BTW the "plane explosions can't melt steel" is one of the most easily debunked 9-11 "truther" talking points.
The idea is that jet fuel burns between 600C and 950C, but the melting point of steel is 1200C to 1370C, depending on it's purity. Those numbers don't add up, right?
Wrong.
You see, steel is not the same as ice. Water has clearly defined states. Above 0 Celsius it's a liquid, below that it's ice.
Metals on the other hand work a little differently. As you heat them up they soften and become fully liquid at the melting point.
When steel hits 1370C it flows like water, but at 900C it's still lost 60% of it's hardness.
You take a 1 inch thick steel crowbar, the sort that could easily apply almost a thousand pounds of force to a stuck door before breaking, heat that crowbar up to 900C and an average man could bend it in their... well not bare hands, because it would be hot but if they had fireproof gloves they could bend that crowbar without additional tools.

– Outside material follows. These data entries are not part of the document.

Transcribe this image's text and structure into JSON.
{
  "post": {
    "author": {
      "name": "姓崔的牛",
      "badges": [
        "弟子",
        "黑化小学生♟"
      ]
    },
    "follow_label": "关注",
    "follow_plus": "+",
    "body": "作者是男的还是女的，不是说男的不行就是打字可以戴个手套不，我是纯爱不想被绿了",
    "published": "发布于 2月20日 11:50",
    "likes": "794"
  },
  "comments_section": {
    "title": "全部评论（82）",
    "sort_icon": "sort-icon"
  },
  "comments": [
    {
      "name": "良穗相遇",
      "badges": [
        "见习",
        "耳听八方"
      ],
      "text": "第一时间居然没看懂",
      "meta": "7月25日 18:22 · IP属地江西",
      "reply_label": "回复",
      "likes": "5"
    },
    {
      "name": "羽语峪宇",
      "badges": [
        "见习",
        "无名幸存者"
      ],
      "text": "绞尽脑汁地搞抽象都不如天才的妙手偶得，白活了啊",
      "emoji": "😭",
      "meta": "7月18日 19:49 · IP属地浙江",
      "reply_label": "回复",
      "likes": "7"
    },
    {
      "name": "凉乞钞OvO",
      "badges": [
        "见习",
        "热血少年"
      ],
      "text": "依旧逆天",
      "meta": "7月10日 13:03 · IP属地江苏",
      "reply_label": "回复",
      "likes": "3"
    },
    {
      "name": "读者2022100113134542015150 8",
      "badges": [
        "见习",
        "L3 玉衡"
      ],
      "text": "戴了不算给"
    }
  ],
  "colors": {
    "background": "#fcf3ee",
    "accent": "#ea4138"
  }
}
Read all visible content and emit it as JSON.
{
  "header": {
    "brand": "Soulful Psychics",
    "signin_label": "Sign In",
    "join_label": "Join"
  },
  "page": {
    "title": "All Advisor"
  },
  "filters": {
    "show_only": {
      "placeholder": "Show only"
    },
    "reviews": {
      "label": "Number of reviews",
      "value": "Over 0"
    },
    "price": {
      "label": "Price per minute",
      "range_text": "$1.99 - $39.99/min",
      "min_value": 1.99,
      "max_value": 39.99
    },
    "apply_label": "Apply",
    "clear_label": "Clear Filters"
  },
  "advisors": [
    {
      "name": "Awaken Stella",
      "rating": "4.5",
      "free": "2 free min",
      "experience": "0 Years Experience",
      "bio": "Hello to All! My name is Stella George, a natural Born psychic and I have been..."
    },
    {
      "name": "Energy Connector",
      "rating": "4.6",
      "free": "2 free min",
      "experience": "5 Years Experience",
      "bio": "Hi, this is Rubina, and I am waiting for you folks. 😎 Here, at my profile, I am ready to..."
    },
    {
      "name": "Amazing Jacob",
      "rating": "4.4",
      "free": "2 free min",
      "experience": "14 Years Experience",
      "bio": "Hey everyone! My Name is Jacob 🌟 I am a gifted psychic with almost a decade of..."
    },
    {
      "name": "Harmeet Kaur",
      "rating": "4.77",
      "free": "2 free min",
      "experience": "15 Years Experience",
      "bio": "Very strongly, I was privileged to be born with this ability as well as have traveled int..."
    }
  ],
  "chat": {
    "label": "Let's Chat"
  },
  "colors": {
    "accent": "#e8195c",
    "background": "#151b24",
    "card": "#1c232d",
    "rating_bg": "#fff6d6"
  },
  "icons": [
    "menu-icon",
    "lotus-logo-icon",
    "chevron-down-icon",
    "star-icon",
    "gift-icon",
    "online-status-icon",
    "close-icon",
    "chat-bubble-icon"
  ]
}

Now also remember your basic science that hot metal expands.
So you have that jetfuel burning along with wooden desks, polyester carpets, about a million boxes of copy paper. Those steel beams get nice and hot, they're all trying to expand against eachother. Rivets start popping out. A steel beam which once could hold 10 tons is now only up for holding 4 tons.
Softened and overexpanded one beam buckles free from the rest of the structure. Now the remaining beams have to support what that beam but they're heating up and expanding too.
Then, all of a sudden 100 tons of building on top are being held up by a soft, hot, middle which can only lift 99 tons. The floors below wee meant to hold the top of the building, but not the kinetic energy if that top of building is heading toward them at 32.1 meters per second-per second.